Verdant doesn’t plan to stop there, either.
“Our goal is to reach $1 billion in annual originations in the next three to four years,” CEO and co-founder Mike Rooney told me.
That growth has prompted several Verdant milestones in the past six months: it crossed the $1 billion mark in total company financings, moved its headquarters to the Landings II office building in Blue Ash and added a team of people in Detroit who focus on alternative energy, a new area of specialization for the company.
Verdant is an equipment financing and leasing company. It provides capital to companies so they can acquire equipment. That takes a lot of expertise. Verdant has that with co-founders Chris Kelley and John Merritt, both of whom are executive vice presidents, along with Rooney. Each has more than 30 years in the business. And it’s added more knowledge by bringing on teams such as one in Detroit late last year.
Rooney attributes the growth largely to that knowledge base.
“We focus on knowing the market where we are lending money,” he said. “We have the expertise or the ability to recruit people in those markets.”
The growth and projections for this year should lift Verdant to the nation’s third-largest independent equipment leasing company, Bob Rinaldi, who runs a Texas-based industry consulting business and co-founded Information Leasing with Rooney, told me. It’s also among the top 50 overall. More than two-thirds of the top 50 are owned by banks.
Verdant focuses on six specialty areas: technology and office automation, renewable energy, specialty vehicles, industrials, manufacturing equipment and a new golf, sports and entertainment category that includes a lot of golf cart financing.
It provides strictly vendor financing. Verdant works with dealers, who use Verdant’s products to offer financing to buyers.
Its largest deal so far is $63 million. But Verdant’s financings range from as little as $10,000 to that huge deal. Its customers include companies like manufacturers of forklifts and excavators as well as solar project developers and others.
The company has 71 employees, including 20 in Greater Cincinnati.
The three have worked together for decades. Rooney was a co-founder in the late 1980s of Information Leasing Corp., a Cincinnati equipment leasing firm. Merritt joined the company a few years later and Kelley came aboard after Provident Bank bought in the late 1990s. The company later became PNC Bank’s national equipment leasing business, which is still based in Cincinnati.
But a few years ago they decided to venture out on their own.
“At some point you have to decide, are you an entrepreneur or a banker,” Rooney said. “We decided, with the three of us, let’s do the same thing we’ve been doing but with our own company.”
Rinaldi credited Verdant's expertise for its remarkable growth.
“Mike, Chris and John have a very rare perspective which contributes greatly toward the extraordinary success of their equipment leasing business model,” Rinaldi told me. “At the forefront of the Verdant model is the knowledge that you have to add the most talented outside sales people with deep industry sector experience. In less than five years since its startup, they have built what normally takes decades.”

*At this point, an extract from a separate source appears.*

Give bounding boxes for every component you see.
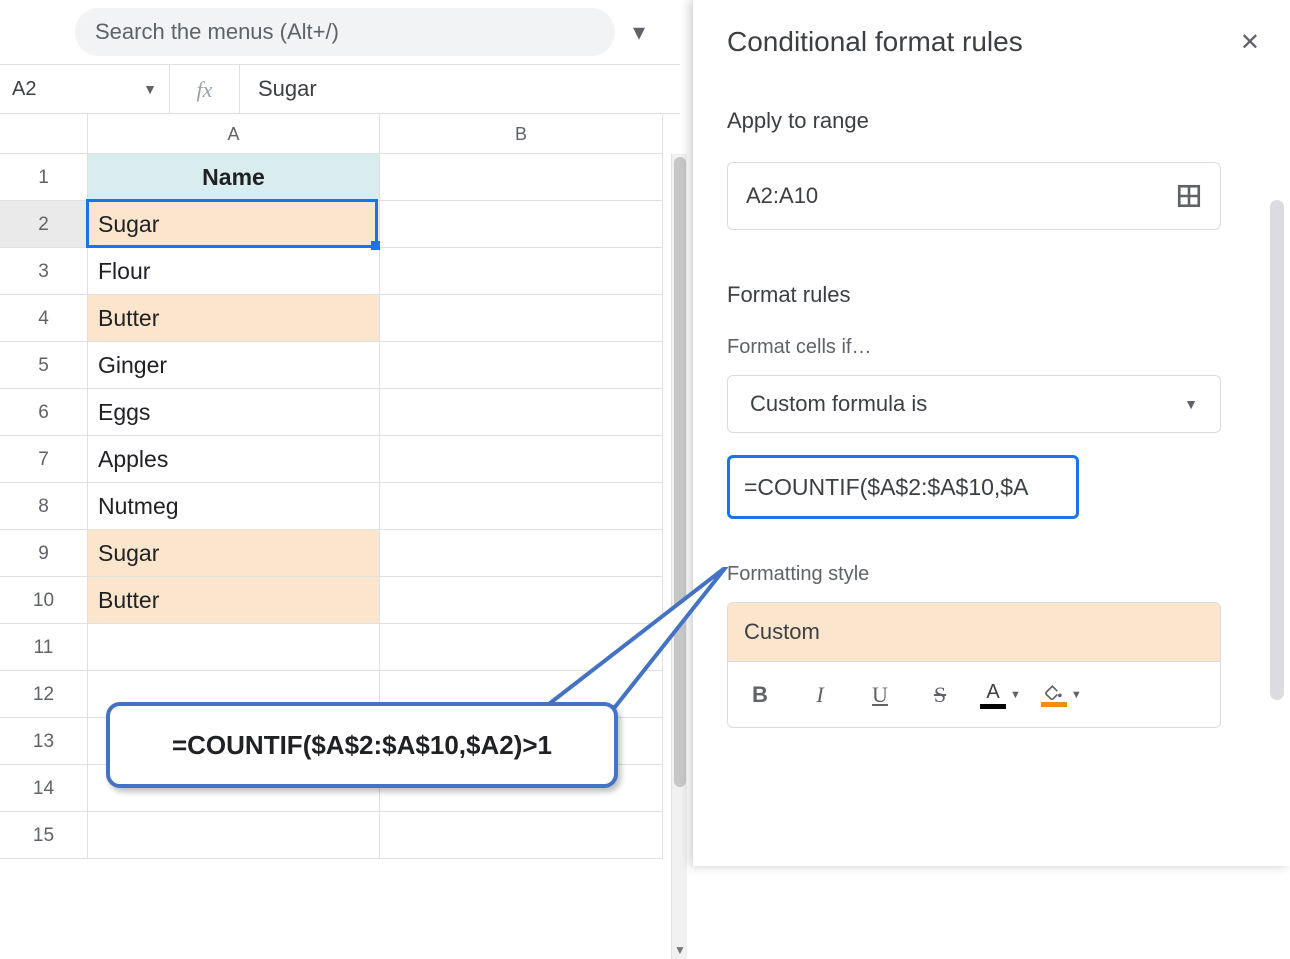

Verdant’s growth and rise in the industry has made it easier to raise money, something equipment financing companies frequently need to do. The company is owned by the founders and others, including a family office it brought on board as an investor.
They’ve already raised more than $35 million in investment capital. Most of it is from local investors. And that number could go up, Rooney said.
It finances deals using “significant” lines of credit and relationships with banks, Rooney said. In addition to financing deals, Verdant also has built a solid foundation with capabilities to handle a much larger organization.
“Now it’s about leveraging that investment,” Merritt said. “We want to grow the business on top of that infrastructure. We’ve funded in the first two months this year more than we’ve ever done in a 60-day period.”
The company expects to begin issuing bonds through the public markets later this year, Rooney said.
“Once we do that, liquidity will be much more available,” Merritt said.
The three founders and Verdant’s CFO are all over 60. That begs the question of how its succession plan is set up. The company's deep bench leaves it in good hands for the future, the founders say.
"We have a lot of highly talented people who are 10 to 15 years younger than we are," Rooney said.
Cincinnati has developed into a hotbed for big players in the industry. In addition to Verdant and PNC, Mason-based Summit Funding Group Inc. became the nation's fourth-largest independent equipment financing company before being acquired by downtown-based First Financial Bancorp in December.